In April 2024, a group of eight US newspapers, including The New York Daily NewsChicago Tribune and Denver Post, sued OpenAI and Microsoft for allegedly using their copyrighted articles without permission to train their AI models. The New York Times had already sued both OpenAI and Microsoft in December, on similar grounds.

These legal challenges reflect broader issues in the field of generative AI, particularly concerning the ethical sourcing of training data and the accuracy and reliability of AI-generated content. But when training an AI model there is no escaping the need for vast quantities of data. For an application like ChatGPT, which is designed to provide information about any topic, the data required is extraordinarily vast. Putting aside the legal rights and wrongs of this case, you cannot train a model without this data.

In addition to the quantity of data, the relevancy of that data is also crucial. If you want to build an application for a manufacturing environment, for example, you need manufacturing data. Unlike the data that is freely available on the internet, the relevant data here is closely guarded by manufacturing companies. They have a dilemma, they want to unlock the power of AI, but they won’t easily give away their data.

Model training for defect detection

If you want to build an AI model for a specific use case, for example quality inspection, you need data that is highly relevant to that specific use case. However, to achieve the end goal of a deployable model, there are different routes. If you are starting from zero every time, the process of building the model for your production line will take much longer, require more images and necessitate greater input from the quality manager.

The alternative route, which achieves the same outcome, but in less time and with less hassle, is to develop an AI backbone, essentially pre-training a model with relevant data. In the same way that a human being would recognise a new car they had never seen before as belonging to the category of “car” based on their prior knowledge of cars, so too an AI model, trained on vast quantities of relevant manufacturing data, can recognise a “crack” or a “watermark” on a metal surface, based on its pre-training data.

This will not get you to the end goal, but it will give you a significant head start. Whereas ChatGPT might be able to make mistakes, the KPIs for defect detection typically allow an error rate close to zero. It’s a different game, with a much higher standard. The only way you can achieve a deployable model that will meet this KPI is to tailor its training to the specific use case, by giving it data from your production line and feedback from the quality manager.

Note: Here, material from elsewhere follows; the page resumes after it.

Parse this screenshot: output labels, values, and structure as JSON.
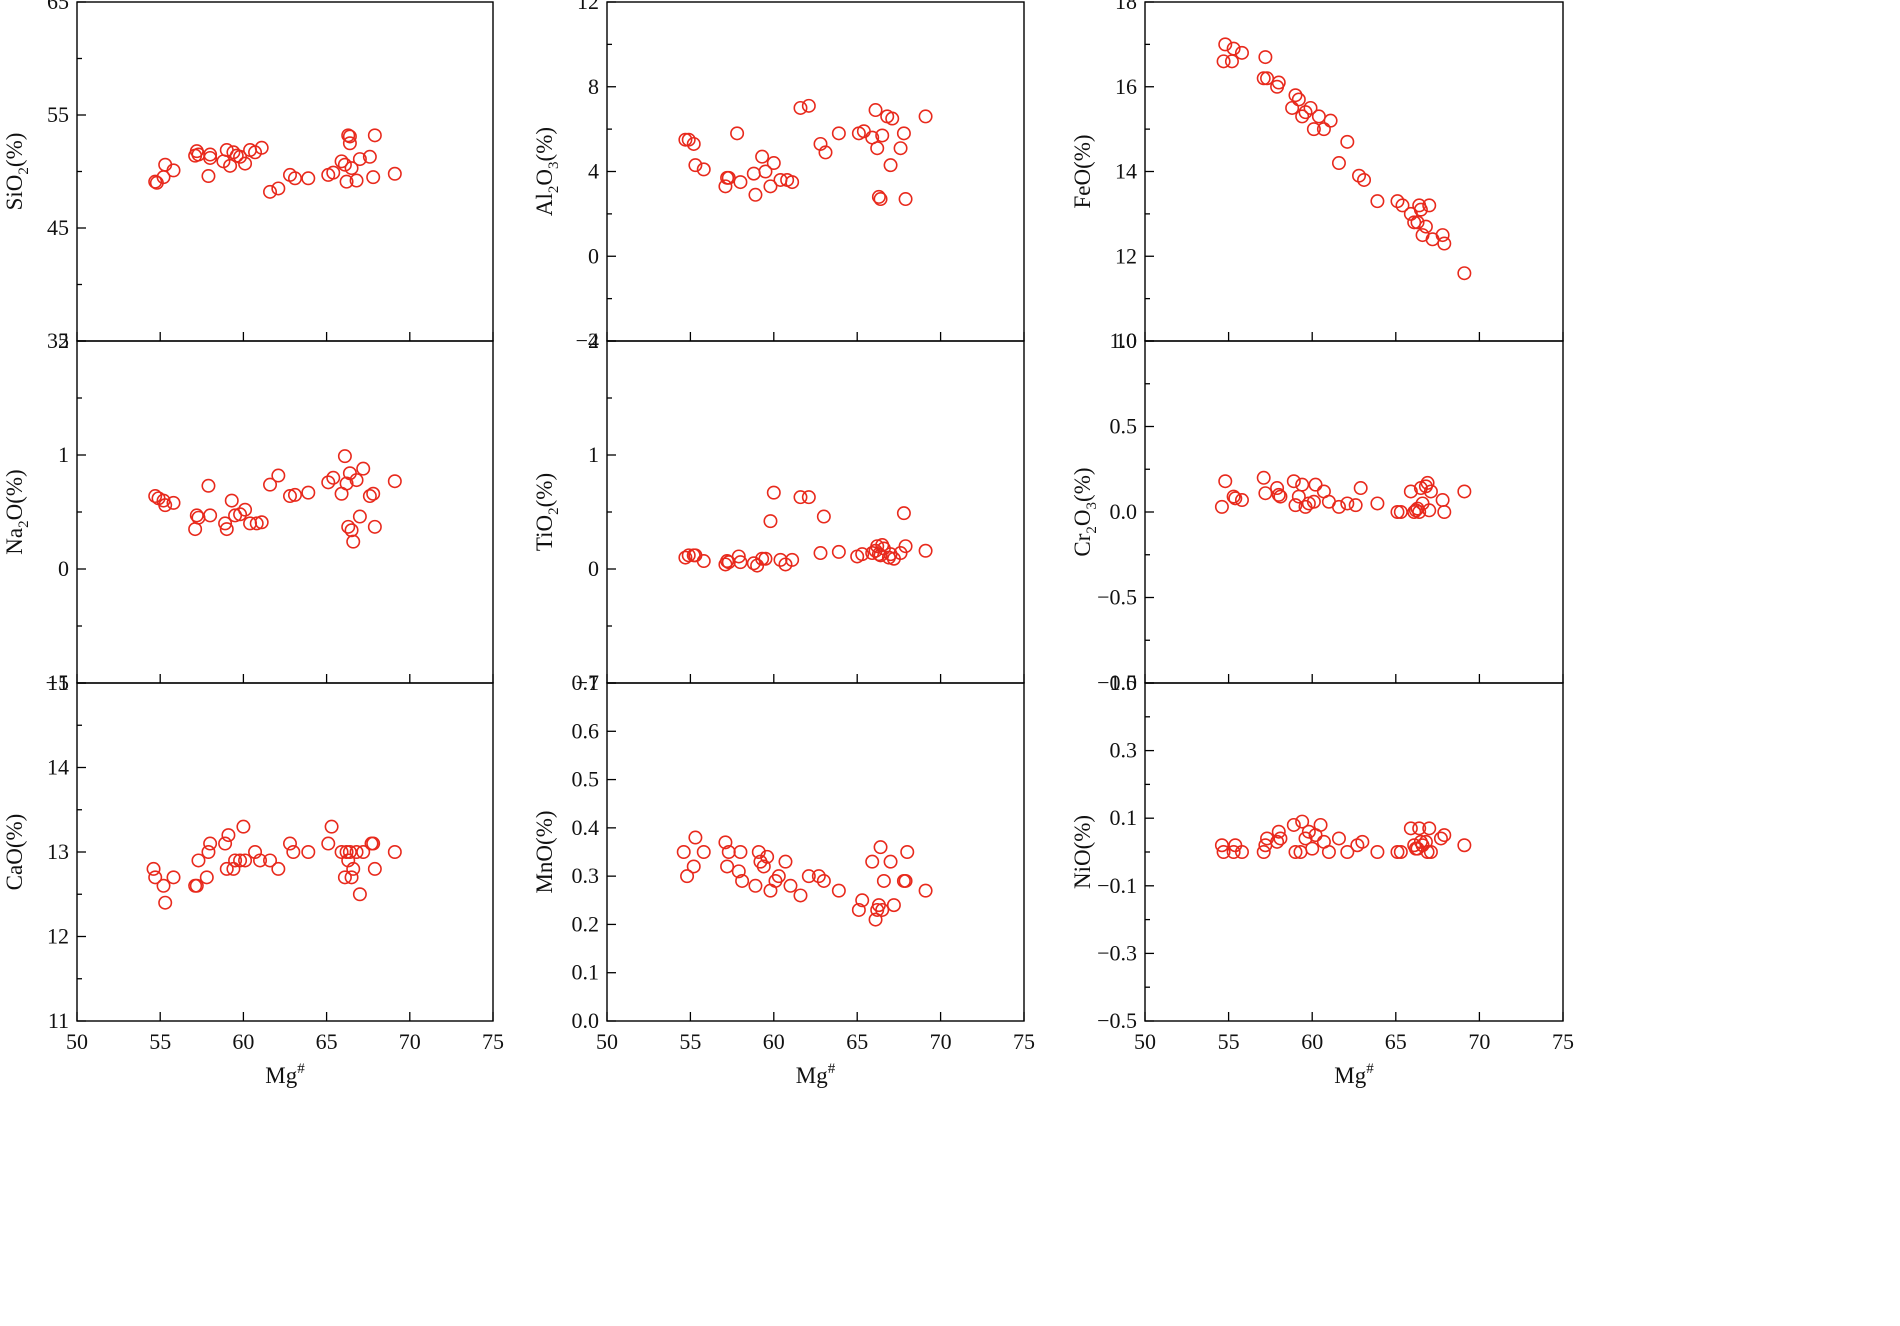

However, if the pre-training data is voluminous and relevant, you have a powerful backbone in place. With this backbone, you have already completed half the job of training a fully deployable AI model. The problem with building this model is, as the case of ChatGPT shows, you need a lot of data.

At QualiSense, our solution has been to partner with Johnson Electric. We’ve secured an agreement with them that provides access to vast troves of manufacturing data from eighteen manufacturers across the world. This means our model has a powerful backbone allowing it to recognise different types of defects on metal surfaces.